MVF’s product offerings are not different from their biggest competitors. However, their target market is. MVF continues to drive growth in Australia by targeting the middle-to-high income groups. While Virtus Health is focussing on delivering their products at a cheaper price. Genea is not a publicly traded company and it continues to focus its efforts on China’s IVF market with its new Hong Kong owners.
MVF reported a 4.3% and 40.8% drop in revenues and net profit after tax (NPAT) in FY2020, compared to FY2019. Close to half the decline in net profits after tax came from Q4 of FY2020 – as NPAT fell by $3.9m mostly due to temporary Covid19 shutdowns.
Earnings before interest, taxes, depreciation & amortization, or EBITDA declined by $10.1m from FY1019. In a nutshell, earnings is simply revenues minus cost, and as we mentioned earlier MVF was impacted with both – decrease in revenues and increase in costs. Part of the revenues declined due to Covid19 suspensions, and the other part was due to the departure of the Victorian specialists in SA, NSW, and QLD. Whereas there was an increase in costs due to expenditures in marketing campaigns and investments in media.
At the end of FY2019, the firm’s Return on Equity was 12.1%. However, it has declined to 5.7% in 2020. This while alarming at first, on further examination, this has occurred due to the massive overhaul of the firm’s capital structure. MVF has gone from $84.7m in debt to just $4.2m – a staggering 80.5% change. This provides the firm with immense flexibility to focus on growth in the years to come and increases the financial health of firm – reducing risk.

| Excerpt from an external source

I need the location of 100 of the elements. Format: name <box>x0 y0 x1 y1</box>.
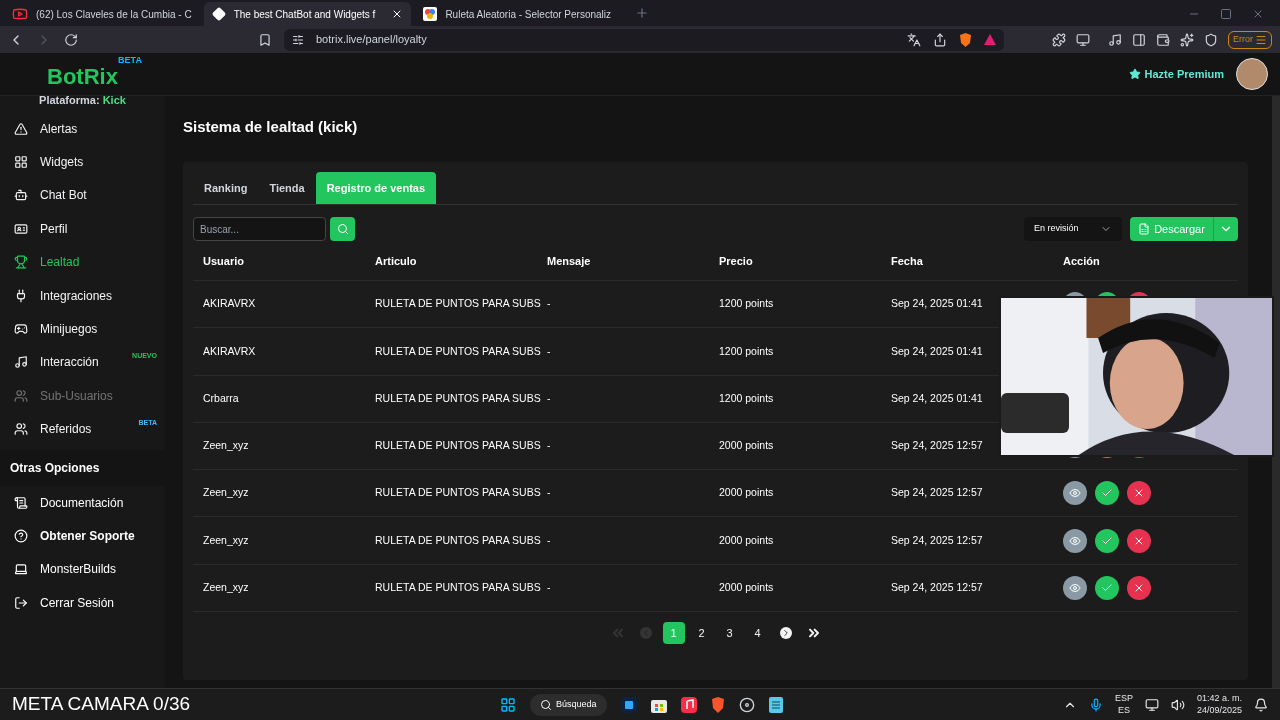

The slump and rebound in Stimulated Cycles can be seen in the above graph. It can also be said that MVF has positioned itself well for FY2021 and beyond with a sound strategy. MVF is battling the departure of its specialists by recruiting specialists and also attract new clinicians from across Australia. This strategy reduces risk as it does not over-rely on any particular source for human capital.
MVF also pays 100% franked dividend to its shareholders. Monash IVF has the cashflows and profits to sustain a dividend payout.
The firm has had a stable dividend payout ratio at an average of 69% – slightly higher than the industry average as well.
In light of how the markets have reacted to the decline in financial performance and how it has partially bounced back. We believe the firm has positioned itself with risk mitigating strategies in both human capital requirements and capital requirements. This is not a high growth industry. However, we expect MVF to grow at a rate higher than the industry average in FY2021. Another added benefit of owning MVF stock is the consistent dividend payouts. With the demand in the industry increasing as the uncertainty of a post covid19 world reduces, we expect MVF shares to go up in price in the medium to long term horizon – hence, giving it a “Buy” recommendation.